Mr Ned Buckley BSc

Doctoral academic teacher Psychology

Research

Research Overview

I'm currently completing a PhD in the field of visual neuroscience with a focus on the automaticity of perceptual organisation. I primarily employ Electroencephalography (EEG) and behavioural studies to investigate symmetry perception in the brain.

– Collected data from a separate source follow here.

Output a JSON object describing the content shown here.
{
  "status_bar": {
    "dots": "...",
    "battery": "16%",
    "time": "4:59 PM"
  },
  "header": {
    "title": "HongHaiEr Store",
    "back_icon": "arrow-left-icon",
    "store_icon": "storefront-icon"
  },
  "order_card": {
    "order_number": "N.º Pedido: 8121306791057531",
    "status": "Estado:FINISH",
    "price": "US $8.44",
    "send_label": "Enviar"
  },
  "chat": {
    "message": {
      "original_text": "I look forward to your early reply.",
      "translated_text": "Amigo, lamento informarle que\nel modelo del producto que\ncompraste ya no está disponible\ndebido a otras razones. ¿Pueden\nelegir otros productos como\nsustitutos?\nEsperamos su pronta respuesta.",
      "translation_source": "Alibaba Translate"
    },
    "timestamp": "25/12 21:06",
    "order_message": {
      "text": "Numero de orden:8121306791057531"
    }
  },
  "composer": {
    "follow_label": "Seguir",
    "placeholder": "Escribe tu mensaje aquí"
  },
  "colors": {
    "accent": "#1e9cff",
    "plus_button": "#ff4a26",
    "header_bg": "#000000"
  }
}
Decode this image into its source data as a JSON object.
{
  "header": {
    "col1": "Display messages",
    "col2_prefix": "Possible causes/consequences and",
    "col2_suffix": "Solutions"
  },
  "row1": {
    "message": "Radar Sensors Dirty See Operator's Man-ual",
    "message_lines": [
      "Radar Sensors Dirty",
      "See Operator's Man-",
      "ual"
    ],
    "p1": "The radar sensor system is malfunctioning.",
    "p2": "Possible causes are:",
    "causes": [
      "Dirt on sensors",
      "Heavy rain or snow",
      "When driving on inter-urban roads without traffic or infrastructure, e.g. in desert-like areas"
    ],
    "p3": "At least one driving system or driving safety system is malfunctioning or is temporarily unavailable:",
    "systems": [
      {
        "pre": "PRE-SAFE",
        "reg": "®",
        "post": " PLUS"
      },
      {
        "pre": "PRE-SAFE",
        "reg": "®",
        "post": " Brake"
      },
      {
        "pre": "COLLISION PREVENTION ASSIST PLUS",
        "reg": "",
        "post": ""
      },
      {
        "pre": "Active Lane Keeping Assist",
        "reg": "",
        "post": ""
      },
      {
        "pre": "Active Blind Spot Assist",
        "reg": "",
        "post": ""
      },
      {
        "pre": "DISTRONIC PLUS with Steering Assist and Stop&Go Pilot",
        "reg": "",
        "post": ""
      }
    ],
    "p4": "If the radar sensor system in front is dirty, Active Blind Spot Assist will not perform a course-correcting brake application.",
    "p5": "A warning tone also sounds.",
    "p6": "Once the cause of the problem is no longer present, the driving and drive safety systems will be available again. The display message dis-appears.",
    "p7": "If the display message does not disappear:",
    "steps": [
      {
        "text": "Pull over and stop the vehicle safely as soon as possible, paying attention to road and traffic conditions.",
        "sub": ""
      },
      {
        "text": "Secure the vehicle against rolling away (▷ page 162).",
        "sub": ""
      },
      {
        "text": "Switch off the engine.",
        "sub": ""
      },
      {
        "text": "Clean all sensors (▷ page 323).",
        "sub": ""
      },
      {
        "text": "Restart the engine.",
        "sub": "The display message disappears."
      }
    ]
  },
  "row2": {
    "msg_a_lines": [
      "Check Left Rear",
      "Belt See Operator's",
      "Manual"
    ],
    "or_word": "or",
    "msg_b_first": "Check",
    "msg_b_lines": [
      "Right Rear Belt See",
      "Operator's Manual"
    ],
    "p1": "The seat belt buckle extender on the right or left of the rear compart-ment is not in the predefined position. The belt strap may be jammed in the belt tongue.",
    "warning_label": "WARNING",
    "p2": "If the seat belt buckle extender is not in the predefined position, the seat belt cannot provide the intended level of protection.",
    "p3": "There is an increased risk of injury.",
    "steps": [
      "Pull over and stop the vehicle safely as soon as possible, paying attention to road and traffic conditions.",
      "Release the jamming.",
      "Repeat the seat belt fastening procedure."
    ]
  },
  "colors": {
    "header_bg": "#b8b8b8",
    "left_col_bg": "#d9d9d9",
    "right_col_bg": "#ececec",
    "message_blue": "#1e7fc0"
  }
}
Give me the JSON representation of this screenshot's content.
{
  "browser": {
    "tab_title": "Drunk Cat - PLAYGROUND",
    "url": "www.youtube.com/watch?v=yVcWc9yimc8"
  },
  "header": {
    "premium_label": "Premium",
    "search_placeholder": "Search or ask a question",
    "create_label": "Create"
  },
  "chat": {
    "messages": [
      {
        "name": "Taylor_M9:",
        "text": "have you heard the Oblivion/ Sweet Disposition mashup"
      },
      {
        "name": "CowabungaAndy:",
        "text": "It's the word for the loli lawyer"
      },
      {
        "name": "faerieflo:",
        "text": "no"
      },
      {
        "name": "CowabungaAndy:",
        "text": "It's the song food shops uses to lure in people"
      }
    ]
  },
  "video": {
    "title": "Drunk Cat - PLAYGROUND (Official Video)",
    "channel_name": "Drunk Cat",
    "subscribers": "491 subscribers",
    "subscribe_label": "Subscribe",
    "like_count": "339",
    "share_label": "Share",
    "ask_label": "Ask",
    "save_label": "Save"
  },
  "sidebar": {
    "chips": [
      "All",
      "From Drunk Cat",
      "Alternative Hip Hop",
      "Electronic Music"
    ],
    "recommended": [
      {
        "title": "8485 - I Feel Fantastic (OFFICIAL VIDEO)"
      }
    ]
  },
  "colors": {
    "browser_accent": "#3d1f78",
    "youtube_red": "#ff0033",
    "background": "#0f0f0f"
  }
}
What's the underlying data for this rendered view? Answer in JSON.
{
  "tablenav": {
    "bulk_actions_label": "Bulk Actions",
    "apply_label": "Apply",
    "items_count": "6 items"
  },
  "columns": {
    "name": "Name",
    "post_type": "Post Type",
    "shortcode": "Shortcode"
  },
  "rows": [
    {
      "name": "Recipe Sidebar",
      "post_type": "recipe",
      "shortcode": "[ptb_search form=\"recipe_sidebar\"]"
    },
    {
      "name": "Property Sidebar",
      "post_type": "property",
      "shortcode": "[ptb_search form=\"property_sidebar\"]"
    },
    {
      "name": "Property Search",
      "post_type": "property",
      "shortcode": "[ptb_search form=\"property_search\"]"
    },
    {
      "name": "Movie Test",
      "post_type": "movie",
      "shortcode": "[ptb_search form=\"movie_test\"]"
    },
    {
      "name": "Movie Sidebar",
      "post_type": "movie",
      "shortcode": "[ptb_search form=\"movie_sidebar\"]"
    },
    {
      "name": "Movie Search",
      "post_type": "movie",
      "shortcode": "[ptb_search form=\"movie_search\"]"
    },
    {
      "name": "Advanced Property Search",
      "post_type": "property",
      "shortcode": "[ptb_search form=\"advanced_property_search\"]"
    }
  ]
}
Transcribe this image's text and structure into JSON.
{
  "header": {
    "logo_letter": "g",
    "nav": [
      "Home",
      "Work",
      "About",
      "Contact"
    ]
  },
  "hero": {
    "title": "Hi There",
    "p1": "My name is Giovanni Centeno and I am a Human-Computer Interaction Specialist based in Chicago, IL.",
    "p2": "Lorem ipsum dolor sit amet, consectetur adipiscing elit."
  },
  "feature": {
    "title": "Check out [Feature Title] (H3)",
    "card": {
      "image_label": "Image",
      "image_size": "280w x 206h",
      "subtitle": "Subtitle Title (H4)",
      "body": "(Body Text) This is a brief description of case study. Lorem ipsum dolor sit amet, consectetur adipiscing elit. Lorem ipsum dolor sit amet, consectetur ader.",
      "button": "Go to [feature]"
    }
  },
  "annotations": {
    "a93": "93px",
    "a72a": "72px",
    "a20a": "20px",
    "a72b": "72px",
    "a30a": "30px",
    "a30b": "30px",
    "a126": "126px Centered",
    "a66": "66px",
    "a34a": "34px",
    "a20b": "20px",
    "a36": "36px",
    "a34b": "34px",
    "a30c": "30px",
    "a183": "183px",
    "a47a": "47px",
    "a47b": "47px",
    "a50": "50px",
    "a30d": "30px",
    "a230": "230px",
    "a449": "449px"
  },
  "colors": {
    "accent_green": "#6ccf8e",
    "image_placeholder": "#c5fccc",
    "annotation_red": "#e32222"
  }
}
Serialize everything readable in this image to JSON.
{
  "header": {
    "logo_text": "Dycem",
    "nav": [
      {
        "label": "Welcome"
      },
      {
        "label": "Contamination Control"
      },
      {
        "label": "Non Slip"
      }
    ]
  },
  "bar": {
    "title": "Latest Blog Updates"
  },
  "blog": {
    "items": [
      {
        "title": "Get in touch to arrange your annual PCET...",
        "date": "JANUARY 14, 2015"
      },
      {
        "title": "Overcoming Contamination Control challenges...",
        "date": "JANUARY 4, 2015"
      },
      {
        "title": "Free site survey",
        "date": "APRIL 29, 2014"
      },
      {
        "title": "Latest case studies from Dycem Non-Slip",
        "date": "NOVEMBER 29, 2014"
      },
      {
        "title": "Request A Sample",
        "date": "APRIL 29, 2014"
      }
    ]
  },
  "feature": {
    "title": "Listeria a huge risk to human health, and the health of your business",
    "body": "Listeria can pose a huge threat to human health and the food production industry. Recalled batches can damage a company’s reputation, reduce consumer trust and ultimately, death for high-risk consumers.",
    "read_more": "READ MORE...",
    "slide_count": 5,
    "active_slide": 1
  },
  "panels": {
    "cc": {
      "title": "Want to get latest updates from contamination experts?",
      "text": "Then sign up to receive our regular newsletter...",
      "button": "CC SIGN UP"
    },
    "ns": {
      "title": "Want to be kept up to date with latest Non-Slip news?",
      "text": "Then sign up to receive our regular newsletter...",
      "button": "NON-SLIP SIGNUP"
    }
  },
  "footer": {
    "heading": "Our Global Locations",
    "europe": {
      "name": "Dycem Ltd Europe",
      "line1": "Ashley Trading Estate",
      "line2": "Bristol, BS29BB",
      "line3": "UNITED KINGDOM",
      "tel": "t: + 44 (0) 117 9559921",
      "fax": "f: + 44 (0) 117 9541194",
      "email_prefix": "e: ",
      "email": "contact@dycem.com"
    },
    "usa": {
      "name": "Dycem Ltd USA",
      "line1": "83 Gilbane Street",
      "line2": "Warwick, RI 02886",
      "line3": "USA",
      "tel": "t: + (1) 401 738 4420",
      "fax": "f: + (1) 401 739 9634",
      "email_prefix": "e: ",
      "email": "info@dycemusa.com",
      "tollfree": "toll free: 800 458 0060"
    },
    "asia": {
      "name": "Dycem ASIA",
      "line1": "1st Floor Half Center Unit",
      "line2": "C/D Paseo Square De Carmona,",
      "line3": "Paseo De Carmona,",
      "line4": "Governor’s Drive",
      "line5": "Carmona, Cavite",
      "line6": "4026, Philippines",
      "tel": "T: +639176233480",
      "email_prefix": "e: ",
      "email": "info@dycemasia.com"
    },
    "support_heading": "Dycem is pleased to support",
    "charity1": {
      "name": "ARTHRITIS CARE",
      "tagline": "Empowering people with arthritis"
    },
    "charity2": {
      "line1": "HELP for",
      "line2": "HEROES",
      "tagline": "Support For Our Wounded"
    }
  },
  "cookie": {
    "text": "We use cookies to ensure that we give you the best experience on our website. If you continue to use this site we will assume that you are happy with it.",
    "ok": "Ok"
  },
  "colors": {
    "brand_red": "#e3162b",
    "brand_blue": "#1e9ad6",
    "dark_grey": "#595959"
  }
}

Symmetry perception in the brain

By employing EEG we can pinpoint an event related potential known as the 'sustained posterior negativity' (SPN). The SPN is a 300-1000ms period of negative microvolt amplitude produced in the posterior region of the brain. An SPN at the scalp indicates the completion of perceptual organisation by the visual cortex (Bertamini et al., 2018). The SPN is a robust effect that is seemingly generated unconsciously and automatically. The effect is generated even when symmetry is not task relevant but is enhanced by active regularity discrimination (Makin et al., 2020).

Makin et al. (2024) found the SPN was robust to task manipulations, and work completed for publication found the Extrastriate symmetry network can cope with tight stimulus presentation deadlines.

See the complete Liverpool SPN catalogue on open science framework for more info

Can symmetry be processed on the feedforward sweep

Pilot behavioural research suggests the brain can discriminate regularity above chance in durations of 16.67ms in a backward masking paradigm (which attempts to isolate feedforward processing from recurrent processing). Work completed for publication suggests the predictability of the symmetry axis has no impact on feedforward processing.